Bons Ventos - A mudança politica na UE




 

Atribui-se a Séneca a constatação sábia de que  “Só tem bons ventos quem sabe qual o Porto a que se dirige”. A Nau Europeia já muito fragilizada perdeu-se no mar encarapelado da escolha radical e populista dos Gregos, mas pouco a pouco vai dando sinais de se dirigir a bom Porto.

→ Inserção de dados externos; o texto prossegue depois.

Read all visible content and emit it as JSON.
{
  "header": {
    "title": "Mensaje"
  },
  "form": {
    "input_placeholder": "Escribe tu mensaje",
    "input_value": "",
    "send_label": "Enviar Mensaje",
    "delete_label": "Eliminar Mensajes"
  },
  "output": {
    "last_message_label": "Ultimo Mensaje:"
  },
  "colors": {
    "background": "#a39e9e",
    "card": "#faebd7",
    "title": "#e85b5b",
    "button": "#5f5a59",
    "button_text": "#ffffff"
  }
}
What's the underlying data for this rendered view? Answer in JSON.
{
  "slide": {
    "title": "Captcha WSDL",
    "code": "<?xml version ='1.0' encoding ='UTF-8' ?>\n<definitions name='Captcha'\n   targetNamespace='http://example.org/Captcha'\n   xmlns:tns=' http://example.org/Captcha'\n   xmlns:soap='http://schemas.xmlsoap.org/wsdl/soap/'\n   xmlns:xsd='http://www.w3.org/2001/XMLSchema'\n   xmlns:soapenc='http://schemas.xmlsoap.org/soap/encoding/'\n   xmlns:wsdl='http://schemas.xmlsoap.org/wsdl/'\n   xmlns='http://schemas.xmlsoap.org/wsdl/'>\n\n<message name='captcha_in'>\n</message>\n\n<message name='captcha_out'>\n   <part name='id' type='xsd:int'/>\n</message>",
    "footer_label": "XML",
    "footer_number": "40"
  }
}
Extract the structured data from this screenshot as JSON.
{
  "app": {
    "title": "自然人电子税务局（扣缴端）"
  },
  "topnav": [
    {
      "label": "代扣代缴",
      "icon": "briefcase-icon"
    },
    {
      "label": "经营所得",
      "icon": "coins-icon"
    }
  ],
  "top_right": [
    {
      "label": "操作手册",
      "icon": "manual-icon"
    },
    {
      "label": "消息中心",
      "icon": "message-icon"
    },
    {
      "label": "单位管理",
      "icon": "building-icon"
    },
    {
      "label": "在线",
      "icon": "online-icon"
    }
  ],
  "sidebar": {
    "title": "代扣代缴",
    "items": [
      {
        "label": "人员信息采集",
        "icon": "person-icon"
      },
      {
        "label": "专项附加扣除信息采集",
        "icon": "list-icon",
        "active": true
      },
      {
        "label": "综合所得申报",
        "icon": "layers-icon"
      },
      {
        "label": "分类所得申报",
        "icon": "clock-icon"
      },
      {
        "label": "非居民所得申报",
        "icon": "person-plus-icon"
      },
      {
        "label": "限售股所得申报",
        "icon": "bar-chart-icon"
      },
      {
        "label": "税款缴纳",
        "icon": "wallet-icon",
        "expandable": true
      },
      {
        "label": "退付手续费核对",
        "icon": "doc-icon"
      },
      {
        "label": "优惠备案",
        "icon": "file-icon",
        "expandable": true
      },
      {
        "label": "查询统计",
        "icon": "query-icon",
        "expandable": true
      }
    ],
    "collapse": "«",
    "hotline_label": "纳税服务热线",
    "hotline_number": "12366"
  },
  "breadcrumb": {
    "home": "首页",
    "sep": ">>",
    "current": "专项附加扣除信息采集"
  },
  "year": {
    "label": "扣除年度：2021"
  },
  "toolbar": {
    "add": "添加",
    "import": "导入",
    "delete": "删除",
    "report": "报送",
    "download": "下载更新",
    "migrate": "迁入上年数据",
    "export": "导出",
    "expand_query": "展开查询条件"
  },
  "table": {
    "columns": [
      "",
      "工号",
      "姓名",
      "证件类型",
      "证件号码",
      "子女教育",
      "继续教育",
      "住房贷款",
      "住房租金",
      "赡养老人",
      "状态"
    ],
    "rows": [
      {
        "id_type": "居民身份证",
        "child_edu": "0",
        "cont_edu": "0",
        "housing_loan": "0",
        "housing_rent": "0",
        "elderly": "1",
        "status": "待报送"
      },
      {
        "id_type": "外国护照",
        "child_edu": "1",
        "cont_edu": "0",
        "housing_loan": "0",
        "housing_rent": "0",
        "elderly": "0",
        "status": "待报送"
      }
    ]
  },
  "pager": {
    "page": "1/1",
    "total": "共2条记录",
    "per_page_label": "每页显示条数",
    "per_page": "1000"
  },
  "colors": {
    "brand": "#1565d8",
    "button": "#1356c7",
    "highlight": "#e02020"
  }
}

Ao Porto da Europa económica e social preconizada pelos Partidos da esquerda moderada da família dos Socialistas e Democratas (S&D).

 

Na noite das eleições gregas uma enorme comoção e alegria invadiu todos aqueles, que como eu, descreem que a austeridade e o empobrecimento sejam uma solução para a crise europeia e uma opção para o futuro coletivo da União.

 

 O acordar na manhã seguinte foi menos festivo. Uma aliança dos vencedores do pleito democrático na Grécia com os nacionalistas de direita e um conjunto de medidas populistas estritamente provocatórias para o Eurogrupo, fizeram temer o pior.

 

Passadas as primeiras semanas duma dialética saudável e necessária para acordar as Instituições Europeias, todos os sinais indicam que a nau se encaminha para bom Porto. Um Porto que foi sendo pacientemente construído pelos socialistas e democratas europeus, defensores duma indexação do pagamento das dívidas ao crescimento, do regresso ao Investimento Estrutura, da Flexibilidade Orçamental, do completar da União Económica e Monetária, da coresponsabilização da banca através da União Bancária e do reforço do papel do Banco Central Europeu.

 

Depois da mudança política na Grécia nada voltará a ser igual, por muito que em Portugal os saudosistas da punição continuem de faca em riste para fazerem a única coisa que sabem. Cortar salários, investimentos sociais, direitos legítimos, sonhos e esperanças.

 

Com uma lucidez que sempre lhe reconheci (e que me levou a votar favoravelmente na sua eleição para Presidente da Comissão Europeia) Jean Claude Juncker reconheceu a insanidade do tratamento dado aos povos da Irlanda, Portugal e Grécia. Todos louvaram a humildade intelectual do então presidente do Eurogrupo. Todos não! Passos Coelho e Maria Luís acham que ainda foi pouco.

 

Estes episódios não nos devem no entanto afastar do essencial. A Europa já não é o que era. Agora a receita do crescimento sustentável está cada vez mais no centro da resposta à crise europeia, substituindo a falhada receita liberal da austeridade empobrecedora.  

 

O PS ajudou nos últimos anos a afirmar na União Europeia a política com que vai governar a partir de Outubro. O povo diz que “Ele” não dorme, e se o povo o diz assim será, porque em democracia o povo é quem mais ordena!